Jimi Hendrix, Paul McCartney, Miles Davis: The Ultimate Supergroup That Never Happened
By Jon Wiederhorn
Jimi Hendrix, Miles Davis and Paul McCartney (Hulton Archive)
Back in the late '60s, a super group was bandied about that would have been bigger than the short-lived 1969 Blind Faith, the English blues band that featured Eric Clapton, Ginger Baker, Steve Winwood and Rick Grech.
That same year, Jimi Hendrix reached out to Beatles bassist and vocalist Paul McCartney about coming to the studio to join him and trumpet legend Miles Davis and virtuoso jazz drummer Tony Williams.
In a telegram Hendrix sent McCartney to the Beatles’ Apple Records building in London on October 21, Hendrix wrote, “We are recording and (sic) LP together this weekend in New York (sic). How about coming in to play bass. Stop. Call Alvan Douglas (sic) 212-5823323. Peace Jimi Hendrix Miles Davis Tony Williams."
The telegram, which has been part of the Hard Rock Café collection since 1995, came to public attention with the posthumous release of Jimi Hendrix’s People Hell & Angels, which came out March 5.
"It's not something you hear about a lot," Hard Rock historian Jeff Nolan said in a statement about the telegram, which is currently on display at the Hard Rock in Prague. "Major Hendrix connoisseurs are aware of it. It would have been one of the most insane super groups. These four cats certainly reinvented their instruments and the way they're perceived."

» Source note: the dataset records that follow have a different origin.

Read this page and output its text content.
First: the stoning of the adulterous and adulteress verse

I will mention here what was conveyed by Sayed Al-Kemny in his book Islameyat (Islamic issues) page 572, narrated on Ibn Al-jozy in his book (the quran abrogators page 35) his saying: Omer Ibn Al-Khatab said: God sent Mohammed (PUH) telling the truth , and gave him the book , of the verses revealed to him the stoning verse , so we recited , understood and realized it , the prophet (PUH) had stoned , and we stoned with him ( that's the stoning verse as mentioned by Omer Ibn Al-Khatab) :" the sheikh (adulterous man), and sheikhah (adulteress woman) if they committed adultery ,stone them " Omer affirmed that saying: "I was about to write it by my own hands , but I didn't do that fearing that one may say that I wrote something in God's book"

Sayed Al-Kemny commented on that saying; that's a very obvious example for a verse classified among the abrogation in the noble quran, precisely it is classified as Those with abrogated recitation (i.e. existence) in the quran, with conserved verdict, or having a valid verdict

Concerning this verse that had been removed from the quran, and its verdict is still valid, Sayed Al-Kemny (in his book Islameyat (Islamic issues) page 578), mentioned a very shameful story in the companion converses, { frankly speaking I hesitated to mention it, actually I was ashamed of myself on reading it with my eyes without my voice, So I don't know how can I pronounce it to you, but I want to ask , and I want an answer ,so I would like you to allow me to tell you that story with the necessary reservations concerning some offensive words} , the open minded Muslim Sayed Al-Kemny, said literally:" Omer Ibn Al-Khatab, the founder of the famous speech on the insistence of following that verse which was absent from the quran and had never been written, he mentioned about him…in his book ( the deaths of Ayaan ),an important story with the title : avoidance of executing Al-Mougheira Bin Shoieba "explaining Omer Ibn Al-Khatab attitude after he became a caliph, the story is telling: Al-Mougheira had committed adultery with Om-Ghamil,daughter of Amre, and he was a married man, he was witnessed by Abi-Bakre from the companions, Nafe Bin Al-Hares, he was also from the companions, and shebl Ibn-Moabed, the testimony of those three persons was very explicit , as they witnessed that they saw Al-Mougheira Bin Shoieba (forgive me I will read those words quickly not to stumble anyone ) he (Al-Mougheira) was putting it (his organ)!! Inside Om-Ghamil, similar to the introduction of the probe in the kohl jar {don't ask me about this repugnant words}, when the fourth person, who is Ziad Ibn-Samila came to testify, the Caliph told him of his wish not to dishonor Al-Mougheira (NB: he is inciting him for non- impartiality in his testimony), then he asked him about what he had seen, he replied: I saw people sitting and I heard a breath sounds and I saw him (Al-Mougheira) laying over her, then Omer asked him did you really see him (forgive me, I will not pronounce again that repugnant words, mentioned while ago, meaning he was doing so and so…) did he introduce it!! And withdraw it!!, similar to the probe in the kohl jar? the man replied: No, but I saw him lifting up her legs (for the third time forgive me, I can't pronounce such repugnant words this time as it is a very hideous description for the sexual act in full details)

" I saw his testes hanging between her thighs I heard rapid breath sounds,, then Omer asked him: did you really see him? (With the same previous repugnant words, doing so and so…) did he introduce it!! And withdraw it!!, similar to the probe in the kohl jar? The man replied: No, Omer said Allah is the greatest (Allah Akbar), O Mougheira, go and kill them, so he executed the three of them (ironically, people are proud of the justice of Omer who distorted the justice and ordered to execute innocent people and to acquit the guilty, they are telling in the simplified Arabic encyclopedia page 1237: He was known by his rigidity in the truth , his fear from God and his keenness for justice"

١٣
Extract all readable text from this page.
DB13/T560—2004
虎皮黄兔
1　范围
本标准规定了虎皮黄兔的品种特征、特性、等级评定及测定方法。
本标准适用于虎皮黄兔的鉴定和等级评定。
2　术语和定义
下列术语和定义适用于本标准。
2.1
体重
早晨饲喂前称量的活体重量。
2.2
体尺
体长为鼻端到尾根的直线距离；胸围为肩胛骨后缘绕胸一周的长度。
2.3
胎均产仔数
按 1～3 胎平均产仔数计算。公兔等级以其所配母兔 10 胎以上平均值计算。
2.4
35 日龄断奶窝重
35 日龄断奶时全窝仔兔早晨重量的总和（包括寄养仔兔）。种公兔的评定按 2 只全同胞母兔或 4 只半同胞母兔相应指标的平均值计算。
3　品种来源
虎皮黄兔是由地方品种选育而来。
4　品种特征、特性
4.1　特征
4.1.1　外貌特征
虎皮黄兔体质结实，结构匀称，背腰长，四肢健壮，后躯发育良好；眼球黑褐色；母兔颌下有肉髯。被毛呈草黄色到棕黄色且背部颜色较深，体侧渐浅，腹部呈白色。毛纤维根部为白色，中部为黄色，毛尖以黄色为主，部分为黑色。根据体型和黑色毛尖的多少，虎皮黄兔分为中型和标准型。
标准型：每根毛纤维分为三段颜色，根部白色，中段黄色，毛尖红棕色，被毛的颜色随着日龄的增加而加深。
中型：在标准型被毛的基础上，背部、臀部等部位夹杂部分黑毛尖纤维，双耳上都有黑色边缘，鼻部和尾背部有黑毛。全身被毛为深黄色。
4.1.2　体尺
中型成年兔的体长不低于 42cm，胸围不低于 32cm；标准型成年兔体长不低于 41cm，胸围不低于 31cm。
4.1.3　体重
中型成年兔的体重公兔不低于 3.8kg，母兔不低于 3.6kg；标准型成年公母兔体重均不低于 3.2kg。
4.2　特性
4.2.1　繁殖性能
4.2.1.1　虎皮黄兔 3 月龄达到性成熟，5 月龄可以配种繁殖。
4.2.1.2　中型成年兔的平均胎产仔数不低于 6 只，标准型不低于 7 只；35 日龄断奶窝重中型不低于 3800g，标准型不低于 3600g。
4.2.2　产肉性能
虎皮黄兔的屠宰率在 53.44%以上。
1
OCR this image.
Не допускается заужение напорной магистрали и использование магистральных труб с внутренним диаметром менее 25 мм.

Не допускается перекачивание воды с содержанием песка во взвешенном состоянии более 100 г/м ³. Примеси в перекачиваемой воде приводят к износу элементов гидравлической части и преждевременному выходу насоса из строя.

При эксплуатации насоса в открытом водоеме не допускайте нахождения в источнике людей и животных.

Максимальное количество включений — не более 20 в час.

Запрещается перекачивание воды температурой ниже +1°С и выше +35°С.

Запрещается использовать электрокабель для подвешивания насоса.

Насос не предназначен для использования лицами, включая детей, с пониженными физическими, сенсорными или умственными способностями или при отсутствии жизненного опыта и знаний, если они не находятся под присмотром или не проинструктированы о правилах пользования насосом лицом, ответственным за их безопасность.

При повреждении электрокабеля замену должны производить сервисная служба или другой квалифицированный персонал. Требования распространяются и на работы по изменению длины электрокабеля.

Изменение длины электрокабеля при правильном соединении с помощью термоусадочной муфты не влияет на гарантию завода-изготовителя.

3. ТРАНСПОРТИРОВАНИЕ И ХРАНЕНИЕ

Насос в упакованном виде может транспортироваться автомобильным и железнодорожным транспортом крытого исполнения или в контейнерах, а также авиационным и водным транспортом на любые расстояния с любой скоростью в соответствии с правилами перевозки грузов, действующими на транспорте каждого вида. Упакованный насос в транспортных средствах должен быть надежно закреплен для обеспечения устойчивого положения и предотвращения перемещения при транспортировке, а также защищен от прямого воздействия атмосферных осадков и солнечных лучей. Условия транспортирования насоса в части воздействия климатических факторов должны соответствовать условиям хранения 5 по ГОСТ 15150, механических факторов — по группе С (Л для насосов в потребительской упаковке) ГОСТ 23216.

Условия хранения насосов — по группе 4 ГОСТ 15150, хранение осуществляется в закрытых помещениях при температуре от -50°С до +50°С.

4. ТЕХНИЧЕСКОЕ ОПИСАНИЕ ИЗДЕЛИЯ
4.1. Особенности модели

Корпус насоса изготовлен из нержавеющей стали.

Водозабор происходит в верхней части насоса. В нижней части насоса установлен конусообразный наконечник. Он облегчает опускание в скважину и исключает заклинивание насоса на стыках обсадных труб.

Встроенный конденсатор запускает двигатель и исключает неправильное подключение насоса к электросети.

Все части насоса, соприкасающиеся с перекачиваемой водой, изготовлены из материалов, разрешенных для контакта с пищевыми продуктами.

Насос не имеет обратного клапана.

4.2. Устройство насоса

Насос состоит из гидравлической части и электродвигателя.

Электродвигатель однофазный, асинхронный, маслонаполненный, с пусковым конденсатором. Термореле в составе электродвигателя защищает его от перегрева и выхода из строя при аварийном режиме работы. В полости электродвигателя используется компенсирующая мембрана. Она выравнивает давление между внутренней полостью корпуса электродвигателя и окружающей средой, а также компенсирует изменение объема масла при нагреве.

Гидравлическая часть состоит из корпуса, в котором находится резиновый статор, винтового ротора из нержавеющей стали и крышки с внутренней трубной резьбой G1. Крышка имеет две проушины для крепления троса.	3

There's some evidence that McCartney was unaware about the invitation when it was issued. Reportedly, Beatles assistant Peter Brown responded to the telegram the day after receiving it and told Hendrix and Davis that McCartney was on vacation and wouldn’t be back for two weeks.
Unfortunately, the trio hadn't progressed far enough into the recording process for any musical evidence of the collaboration to exist. When Jimi Hendrix died, the project perished with him. The guitar hero was heavily intoxicated with sleeping pills when he aspirated on his own vomit and choked to death on September 18, 1970.
“I think it would have been phenomenal," Hendrix producer Eddie Kramer told the UK paper the Telegraph. "Lord knows where it may have gone; those huge egos in the studio at the same time! I would have loved to have done that one. But it was not to be."